Another not very charming but harmless fusion of animation and good old real-life, a long way shy of Mary Poppins’ sprightly fantasy. The problem is not in the conceit itself, after so many of its ilk, it becomes fairly easy to buy into some brightly coloured concoction hopping about (well, just about) amongst genuine people, it’s how cartoon the real folk end up being.
The likes of Mickey Rooney, Helen Reddy and Jim Dale all act as if talking to senile grandparents, less hammy than downright patronising. The film seems to be pitched at shrieking level, as if that’s the only timbre children can register. Sean Marshall as troubled orphan Pete, is just another of those beaming little clones that populated the Disney school throughout the ‘70s: as sweet as candyfloss, and about as palatable over the long-term.

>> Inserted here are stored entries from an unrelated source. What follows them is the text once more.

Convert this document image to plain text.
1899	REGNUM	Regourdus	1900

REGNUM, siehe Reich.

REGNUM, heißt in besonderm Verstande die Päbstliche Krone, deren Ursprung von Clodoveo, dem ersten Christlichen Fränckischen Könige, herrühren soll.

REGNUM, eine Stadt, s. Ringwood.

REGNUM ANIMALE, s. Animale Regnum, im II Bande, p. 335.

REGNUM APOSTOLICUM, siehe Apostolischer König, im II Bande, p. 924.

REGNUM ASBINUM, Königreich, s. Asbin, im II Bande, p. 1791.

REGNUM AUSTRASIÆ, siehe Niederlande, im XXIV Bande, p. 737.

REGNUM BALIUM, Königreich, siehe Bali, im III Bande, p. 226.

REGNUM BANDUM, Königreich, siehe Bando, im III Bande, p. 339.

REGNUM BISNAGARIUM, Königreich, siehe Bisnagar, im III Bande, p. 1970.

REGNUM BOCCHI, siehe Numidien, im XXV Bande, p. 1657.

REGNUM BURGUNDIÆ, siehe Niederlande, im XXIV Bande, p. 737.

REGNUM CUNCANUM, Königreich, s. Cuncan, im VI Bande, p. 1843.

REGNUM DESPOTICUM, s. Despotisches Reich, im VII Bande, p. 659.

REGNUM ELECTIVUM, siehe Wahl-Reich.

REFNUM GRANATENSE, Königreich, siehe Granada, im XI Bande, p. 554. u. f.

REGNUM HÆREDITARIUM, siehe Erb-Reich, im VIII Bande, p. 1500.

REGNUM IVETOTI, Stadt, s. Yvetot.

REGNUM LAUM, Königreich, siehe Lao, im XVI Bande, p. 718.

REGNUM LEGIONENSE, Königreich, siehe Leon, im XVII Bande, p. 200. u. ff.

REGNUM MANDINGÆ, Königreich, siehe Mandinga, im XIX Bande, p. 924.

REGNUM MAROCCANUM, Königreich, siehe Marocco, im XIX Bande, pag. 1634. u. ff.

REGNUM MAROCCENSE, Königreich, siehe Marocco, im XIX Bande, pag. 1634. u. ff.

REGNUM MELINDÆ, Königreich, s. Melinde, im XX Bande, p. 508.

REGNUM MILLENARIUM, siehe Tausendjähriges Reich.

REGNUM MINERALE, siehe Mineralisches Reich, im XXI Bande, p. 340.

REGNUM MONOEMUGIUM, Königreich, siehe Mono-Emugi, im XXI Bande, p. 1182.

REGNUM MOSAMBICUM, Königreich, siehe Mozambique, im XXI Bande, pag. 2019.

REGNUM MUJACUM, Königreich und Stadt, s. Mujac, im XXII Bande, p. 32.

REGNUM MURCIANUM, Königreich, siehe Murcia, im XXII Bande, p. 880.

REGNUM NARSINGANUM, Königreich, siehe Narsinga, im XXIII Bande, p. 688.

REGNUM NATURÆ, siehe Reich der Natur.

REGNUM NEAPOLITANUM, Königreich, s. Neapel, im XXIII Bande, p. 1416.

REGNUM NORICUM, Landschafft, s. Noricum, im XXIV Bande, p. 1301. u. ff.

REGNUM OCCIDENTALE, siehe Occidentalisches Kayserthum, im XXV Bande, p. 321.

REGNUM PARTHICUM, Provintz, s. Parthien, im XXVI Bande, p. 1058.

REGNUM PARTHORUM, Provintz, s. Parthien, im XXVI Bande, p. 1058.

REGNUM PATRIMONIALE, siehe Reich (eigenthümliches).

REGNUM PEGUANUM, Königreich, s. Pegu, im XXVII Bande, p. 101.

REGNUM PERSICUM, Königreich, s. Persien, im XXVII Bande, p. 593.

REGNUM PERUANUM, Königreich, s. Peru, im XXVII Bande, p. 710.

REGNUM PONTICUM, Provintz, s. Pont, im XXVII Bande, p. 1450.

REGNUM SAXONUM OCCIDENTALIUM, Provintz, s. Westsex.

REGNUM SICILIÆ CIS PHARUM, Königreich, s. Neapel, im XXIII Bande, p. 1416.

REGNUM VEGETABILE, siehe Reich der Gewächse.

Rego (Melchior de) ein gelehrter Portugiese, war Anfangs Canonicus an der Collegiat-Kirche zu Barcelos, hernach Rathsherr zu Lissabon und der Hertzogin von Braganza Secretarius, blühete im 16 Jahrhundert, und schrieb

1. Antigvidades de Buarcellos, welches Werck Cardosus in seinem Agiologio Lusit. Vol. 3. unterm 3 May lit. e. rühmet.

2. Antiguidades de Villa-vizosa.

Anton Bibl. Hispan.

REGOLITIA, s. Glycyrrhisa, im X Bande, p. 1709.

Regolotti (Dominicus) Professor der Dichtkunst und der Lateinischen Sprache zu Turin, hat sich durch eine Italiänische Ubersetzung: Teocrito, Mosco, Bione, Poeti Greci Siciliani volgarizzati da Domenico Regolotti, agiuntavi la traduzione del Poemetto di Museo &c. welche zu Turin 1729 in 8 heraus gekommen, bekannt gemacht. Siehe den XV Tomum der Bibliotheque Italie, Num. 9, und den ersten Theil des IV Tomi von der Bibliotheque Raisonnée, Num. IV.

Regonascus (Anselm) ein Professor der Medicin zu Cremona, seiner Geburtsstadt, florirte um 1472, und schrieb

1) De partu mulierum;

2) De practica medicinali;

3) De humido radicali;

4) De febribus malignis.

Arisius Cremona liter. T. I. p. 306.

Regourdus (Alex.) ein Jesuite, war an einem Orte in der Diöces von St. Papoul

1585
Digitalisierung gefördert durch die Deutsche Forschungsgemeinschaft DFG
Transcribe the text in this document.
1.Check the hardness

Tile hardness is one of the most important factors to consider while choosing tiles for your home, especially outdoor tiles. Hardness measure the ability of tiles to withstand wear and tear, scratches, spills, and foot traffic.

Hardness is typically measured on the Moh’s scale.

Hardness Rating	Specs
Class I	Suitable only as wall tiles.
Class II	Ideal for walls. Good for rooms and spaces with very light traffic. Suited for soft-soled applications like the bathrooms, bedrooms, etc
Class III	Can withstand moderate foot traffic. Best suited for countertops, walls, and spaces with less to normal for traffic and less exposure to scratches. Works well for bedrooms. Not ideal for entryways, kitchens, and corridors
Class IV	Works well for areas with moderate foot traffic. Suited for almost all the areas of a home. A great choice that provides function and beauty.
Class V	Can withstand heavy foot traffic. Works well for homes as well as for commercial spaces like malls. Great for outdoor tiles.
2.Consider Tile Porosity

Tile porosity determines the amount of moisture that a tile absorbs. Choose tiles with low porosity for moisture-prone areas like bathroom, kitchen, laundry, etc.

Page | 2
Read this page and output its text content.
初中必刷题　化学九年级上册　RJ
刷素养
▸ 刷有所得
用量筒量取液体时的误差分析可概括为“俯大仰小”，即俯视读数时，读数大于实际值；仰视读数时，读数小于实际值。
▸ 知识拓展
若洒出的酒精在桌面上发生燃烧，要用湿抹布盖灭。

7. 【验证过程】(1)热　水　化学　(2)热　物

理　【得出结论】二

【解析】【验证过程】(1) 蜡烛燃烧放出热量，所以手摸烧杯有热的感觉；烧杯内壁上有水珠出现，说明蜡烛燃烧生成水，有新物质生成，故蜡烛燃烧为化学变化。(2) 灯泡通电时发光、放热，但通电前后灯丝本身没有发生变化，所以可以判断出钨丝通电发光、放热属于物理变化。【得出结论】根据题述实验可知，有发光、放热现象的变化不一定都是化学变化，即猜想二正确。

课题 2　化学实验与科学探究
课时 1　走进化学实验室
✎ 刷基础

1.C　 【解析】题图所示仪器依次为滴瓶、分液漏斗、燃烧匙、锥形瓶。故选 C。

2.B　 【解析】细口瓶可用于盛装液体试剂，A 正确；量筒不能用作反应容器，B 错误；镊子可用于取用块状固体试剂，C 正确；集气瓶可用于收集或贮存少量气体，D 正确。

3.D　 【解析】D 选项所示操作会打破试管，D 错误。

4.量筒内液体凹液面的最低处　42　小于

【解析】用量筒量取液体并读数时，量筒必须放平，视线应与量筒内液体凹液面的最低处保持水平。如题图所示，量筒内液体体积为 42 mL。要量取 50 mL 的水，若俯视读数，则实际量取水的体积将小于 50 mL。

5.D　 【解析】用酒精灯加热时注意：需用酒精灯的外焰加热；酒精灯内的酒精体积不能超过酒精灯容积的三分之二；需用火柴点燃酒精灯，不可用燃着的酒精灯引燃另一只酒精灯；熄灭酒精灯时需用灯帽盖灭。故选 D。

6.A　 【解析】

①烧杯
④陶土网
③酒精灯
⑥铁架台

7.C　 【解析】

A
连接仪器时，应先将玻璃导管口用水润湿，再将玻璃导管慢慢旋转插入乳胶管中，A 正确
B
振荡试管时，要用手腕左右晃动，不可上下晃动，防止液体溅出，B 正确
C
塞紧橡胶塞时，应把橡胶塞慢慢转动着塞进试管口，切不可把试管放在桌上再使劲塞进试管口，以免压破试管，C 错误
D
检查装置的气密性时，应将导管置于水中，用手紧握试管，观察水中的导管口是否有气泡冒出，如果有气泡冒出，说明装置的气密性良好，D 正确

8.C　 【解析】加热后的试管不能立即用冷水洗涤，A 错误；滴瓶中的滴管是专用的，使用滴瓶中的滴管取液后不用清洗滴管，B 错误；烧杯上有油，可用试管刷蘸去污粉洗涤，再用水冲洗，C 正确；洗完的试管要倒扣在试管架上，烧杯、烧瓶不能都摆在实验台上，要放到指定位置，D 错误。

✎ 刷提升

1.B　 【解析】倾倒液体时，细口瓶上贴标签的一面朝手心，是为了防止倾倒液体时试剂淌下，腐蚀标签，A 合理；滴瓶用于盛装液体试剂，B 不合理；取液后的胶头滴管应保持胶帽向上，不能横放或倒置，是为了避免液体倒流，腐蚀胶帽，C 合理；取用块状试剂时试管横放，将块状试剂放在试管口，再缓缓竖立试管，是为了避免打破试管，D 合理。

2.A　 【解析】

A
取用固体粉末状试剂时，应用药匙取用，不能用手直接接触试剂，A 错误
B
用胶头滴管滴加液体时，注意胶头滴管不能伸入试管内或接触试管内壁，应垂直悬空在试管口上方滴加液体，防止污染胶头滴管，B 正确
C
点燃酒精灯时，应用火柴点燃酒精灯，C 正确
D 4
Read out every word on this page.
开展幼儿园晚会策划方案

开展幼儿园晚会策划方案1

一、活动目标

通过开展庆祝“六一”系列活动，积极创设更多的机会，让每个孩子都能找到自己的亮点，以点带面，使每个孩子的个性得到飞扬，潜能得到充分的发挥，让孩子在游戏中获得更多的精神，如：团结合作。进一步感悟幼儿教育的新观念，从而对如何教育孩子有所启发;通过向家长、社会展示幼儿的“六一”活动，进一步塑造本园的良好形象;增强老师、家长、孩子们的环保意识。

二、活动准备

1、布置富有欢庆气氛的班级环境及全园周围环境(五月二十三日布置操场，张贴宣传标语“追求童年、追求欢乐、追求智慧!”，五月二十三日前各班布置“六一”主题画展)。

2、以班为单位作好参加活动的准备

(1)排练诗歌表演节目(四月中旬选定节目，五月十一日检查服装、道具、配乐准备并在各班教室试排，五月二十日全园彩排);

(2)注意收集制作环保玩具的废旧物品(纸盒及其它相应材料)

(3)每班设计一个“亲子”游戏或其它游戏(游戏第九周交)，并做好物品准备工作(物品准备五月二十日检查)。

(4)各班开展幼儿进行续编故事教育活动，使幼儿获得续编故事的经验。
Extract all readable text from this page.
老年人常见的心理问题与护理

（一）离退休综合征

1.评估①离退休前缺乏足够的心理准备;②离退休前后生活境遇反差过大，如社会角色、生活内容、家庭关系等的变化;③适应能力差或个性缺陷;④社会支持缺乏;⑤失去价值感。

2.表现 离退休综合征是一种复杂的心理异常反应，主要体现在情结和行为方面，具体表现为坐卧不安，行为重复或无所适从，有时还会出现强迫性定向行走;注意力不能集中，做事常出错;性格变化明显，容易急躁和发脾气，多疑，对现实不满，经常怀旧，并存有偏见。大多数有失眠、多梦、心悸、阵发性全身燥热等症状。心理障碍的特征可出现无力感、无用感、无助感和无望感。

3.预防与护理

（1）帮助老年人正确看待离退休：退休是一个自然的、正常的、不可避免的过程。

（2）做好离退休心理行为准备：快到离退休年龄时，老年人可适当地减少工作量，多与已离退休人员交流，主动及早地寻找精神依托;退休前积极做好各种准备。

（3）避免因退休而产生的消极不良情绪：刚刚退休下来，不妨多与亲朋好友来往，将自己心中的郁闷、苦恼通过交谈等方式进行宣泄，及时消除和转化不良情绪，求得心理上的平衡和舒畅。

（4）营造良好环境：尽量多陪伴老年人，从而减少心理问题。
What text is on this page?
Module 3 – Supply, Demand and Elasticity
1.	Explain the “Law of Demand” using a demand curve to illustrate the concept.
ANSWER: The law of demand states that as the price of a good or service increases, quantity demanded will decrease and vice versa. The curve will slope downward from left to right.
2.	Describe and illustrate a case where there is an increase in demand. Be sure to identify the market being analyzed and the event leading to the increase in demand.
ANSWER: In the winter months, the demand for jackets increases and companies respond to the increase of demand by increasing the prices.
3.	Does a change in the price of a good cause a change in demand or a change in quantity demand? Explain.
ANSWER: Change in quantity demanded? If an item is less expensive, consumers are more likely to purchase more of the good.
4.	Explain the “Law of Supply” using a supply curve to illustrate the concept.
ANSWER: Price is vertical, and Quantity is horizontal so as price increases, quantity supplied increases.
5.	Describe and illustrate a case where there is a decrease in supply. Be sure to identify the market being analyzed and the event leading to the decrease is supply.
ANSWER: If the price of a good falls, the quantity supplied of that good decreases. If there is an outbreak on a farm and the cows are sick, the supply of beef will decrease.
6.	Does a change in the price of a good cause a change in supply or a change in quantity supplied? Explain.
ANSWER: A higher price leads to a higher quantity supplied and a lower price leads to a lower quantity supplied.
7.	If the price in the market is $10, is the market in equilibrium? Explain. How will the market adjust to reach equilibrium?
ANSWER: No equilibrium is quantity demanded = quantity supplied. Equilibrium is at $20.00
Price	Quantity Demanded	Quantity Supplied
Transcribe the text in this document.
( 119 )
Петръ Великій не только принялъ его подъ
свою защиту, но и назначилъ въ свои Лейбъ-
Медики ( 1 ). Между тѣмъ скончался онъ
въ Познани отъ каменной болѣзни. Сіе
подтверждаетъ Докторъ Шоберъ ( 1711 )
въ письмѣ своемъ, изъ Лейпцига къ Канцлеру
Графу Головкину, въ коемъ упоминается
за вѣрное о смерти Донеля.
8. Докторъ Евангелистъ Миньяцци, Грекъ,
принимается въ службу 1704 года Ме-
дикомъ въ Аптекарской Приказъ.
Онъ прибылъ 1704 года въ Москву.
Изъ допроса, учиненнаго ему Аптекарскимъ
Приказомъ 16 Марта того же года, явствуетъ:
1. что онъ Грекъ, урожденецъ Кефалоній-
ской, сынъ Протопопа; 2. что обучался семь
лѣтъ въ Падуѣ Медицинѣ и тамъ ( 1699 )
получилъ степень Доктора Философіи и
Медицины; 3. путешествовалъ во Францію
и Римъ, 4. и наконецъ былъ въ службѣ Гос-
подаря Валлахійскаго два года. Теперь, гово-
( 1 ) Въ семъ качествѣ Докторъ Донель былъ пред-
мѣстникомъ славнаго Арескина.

The effects feel mixed, we after all live in the post Roger Rabbit universe, so as good as Pete tossing real apples into Elliot’s goofy jaw might have been then it’s no big deal now. Yet, the film is dedicated to playing its “miracles” for all they are worth, showing off with ever more complicated slapstick routines working both with the bright green, faintly inebriated looking animated dragon (voiced with goofy hysteria by Charlie Callas) and an invisible version when adults are in view (cue: lumps under blankets and mysteriously upended tables). The songs, however, aren’t worth mentioning.
Another not very charming but harmless fusion of animation and good old real-life.